I'm getting the same thing; I've actually been playing around with Tableau Prep a decent amount since it came out, but this is the first time I've encountered this. The data looks totally fine but then I got this collation error.
For me it seemed to show up when I'm added an aggregation near the end of my flow (I added a bunch of outputs, and every output before the aggregation worked fine and every output after the aggregation failed), though I've done aggregations in other flows without any issues.

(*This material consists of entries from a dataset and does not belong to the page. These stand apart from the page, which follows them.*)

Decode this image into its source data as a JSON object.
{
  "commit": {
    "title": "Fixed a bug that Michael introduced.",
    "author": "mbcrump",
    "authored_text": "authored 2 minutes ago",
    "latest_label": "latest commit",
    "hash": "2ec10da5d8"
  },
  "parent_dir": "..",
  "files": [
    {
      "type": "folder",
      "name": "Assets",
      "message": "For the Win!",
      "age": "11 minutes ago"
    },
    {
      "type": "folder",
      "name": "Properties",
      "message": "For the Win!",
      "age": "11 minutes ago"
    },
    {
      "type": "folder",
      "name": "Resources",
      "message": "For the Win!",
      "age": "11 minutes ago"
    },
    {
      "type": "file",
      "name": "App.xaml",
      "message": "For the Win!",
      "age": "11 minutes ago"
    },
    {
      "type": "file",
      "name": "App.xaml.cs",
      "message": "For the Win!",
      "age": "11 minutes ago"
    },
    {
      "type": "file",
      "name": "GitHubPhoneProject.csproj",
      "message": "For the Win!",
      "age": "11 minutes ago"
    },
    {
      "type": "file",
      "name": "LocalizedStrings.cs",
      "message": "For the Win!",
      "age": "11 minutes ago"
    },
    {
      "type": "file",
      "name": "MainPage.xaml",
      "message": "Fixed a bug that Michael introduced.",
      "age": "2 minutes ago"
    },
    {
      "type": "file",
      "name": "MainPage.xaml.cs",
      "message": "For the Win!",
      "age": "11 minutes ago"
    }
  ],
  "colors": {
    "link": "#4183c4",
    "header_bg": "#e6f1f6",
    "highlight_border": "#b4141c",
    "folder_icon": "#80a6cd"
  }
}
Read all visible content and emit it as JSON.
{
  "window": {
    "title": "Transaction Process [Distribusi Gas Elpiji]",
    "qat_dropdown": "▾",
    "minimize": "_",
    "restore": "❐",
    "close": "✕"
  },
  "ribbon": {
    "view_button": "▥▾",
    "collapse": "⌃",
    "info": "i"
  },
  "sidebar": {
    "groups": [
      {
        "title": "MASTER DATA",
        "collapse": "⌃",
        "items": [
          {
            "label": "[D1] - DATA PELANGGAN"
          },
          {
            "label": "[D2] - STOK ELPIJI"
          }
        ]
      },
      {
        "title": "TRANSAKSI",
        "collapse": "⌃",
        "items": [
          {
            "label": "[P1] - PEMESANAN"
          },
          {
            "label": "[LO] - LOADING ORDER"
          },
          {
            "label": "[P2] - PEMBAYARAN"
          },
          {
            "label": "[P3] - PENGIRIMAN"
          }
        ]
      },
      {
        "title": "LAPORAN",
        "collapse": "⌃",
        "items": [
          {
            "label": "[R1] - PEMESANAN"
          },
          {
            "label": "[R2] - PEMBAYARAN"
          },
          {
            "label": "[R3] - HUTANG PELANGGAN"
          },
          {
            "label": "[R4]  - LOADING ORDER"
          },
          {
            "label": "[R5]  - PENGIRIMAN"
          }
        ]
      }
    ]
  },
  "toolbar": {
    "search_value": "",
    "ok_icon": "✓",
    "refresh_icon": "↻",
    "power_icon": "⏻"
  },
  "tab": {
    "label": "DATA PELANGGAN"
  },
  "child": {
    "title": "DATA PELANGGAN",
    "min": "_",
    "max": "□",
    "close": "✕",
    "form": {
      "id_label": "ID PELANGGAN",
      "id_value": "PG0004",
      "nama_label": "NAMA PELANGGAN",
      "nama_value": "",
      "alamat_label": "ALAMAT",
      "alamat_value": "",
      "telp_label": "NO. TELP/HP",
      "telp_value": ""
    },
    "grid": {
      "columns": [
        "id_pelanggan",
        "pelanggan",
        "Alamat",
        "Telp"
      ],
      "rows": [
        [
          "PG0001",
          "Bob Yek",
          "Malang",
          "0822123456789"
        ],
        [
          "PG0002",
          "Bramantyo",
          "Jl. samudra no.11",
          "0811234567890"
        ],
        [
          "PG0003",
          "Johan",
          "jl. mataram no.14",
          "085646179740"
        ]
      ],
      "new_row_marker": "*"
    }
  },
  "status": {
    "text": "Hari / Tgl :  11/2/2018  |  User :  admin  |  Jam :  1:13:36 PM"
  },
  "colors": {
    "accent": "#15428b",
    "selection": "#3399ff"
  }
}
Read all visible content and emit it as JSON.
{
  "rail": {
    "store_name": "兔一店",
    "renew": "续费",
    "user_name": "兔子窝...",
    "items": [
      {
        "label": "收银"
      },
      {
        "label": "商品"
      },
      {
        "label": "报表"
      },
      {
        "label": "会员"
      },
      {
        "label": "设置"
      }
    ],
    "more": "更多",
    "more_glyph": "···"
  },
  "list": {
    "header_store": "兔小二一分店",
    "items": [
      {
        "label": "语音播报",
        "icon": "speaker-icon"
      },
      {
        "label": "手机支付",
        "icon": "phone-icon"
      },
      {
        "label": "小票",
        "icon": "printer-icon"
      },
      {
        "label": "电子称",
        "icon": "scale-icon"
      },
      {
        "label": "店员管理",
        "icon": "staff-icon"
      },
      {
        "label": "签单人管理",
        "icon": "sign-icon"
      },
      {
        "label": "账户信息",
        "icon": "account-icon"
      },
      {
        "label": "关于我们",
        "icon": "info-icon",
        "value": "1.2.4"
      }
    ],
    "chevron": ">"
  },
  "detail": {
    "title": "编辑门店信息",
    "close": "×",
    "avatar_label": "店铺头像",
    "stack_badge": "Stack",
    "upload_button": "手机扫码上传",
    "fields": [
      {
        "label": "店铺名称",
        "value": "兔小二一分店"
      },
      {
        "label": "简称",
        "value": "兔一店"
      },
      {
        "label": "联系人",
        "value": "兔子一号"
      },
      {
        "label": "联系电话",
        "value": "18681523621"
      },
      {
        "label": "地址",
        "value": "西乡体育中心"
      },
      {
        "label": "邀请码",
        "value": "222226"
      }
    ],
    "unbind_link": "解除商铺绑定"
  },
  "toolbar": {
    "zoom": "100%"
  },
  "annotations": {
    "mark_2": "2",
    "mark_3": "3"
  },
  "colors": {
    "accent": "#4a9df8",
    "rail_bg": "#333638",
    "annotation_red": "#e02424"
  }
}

Have you been able to isolate where the issue might be stemming from in your flow?
Hi Joe (and Brian),
Ach! The dreaded collation mismatch!
The reason you're seeing this at runtime, but not while you're building your flow, has to do with the fact that we execute things quite differently in each situation. In building (interactive) mode, we're pulling data into Hyper (and using and ICU collation) for each input. When you run the flow (batch mode), we're trying to push as much as possible down into Oracle, and we're clearly making an error with the collations.
Do you know what collation(s) your Oracle system(s) are using? And do you have any sense of what operation is causing the problem? It (a) has to be a string operation, and (b) it has to operate on more than one string at a time. Joining on strings is a common culprit, but it could be a union or a string concatenation all the same.
It might be best to open a support case and include as much info as possible so that we can try to debug it on our end. It's clearly a bug, and the more info we have, the easier it will be for us to sort things out.
Apologies and thanks!
OK, so I was able to isolate the issue, then work to resolve it. I'm sure I won't use the correct words, but I'll try to explain it.
My flow took four inputs - three Oracle tables and one Excel file. The Excel file was just for scaffolding, and I'll eventually put it into its own Oracle table. I'm brand new to Prep, so I cleaned each of the three Oracle tables and then joined them to each other, and the Excel file, one by one. EVERY SINGLE JOIN was on three columns: a date field and two text fields.
HERE WAS THE ISSUE:
One of the text fields contained a null value in all three Oracle tables, and this was one of the fields I used in the joins. When I discovered that the joins weren't working (ie, even if the date field and the other text field joined fine, introducing the text field with some null values wouldn't join correctly), I used the right-click, "EDIT VALUE" functionality and turned all the nulls into 'NA'. This fixed the joins issue, since the NAs matched, and my flow looked great in realtime. But ultimately, I traced this COLLATE error back to this.
Once I realized that this "EDIT VALUE" was the culprit, I wrote a calculation instead. This gave me the same output as the "EDIT VALUE" (essentially I made my ELSE statement equal to NA), fixed the joins, and allowed the flow to complete successfully.
Ultimately I love the EDIT VALUE functionality, and used it gratuitously throughout this flow. It only seemed to break things in a couple places though. Isaac, I do not know what collations our Oracle systems are using, and didn't know what collation was until yesterday. But you were correct in that it involved strings, and joining on said strings. For whatever reason, the Oracle flow in batch mode does not like it when you "Edit Values" and turn a null into a text string.
I did open a support ticket, but may point them here so there's one conversation ongoing.
Thanks for the narrative, and thanks for filing the support ticket. I tired this -- joining Oracle to Excel w/ a remapped null -- and I got an error, too. I just got a different error. :-P
The good news is that it appears to be fixed on our latest dev builds -- there were some issues around this that were found and fixed. So it's likely that your issue has been addressed internally already. If you have a more detailed repro (flow + data) that you can share through support, the team should be able to take a look. If not, you can take a look at the next release and see if that addresses the issue and we can take it from there.
Just to add data to this issue - I run into this same error when combining data from SQL server and from Redshift. I tried modifying the nulls from the join as mentioned above by still get the error. I am trying to join on 2 "keys" that were originally numeric, however when I do it that way, the flow "runs" but takes WAY longer than something that only contains 16k rows should. I'll see if I can make it work, otherwise, I'll look out for the next version for a fix.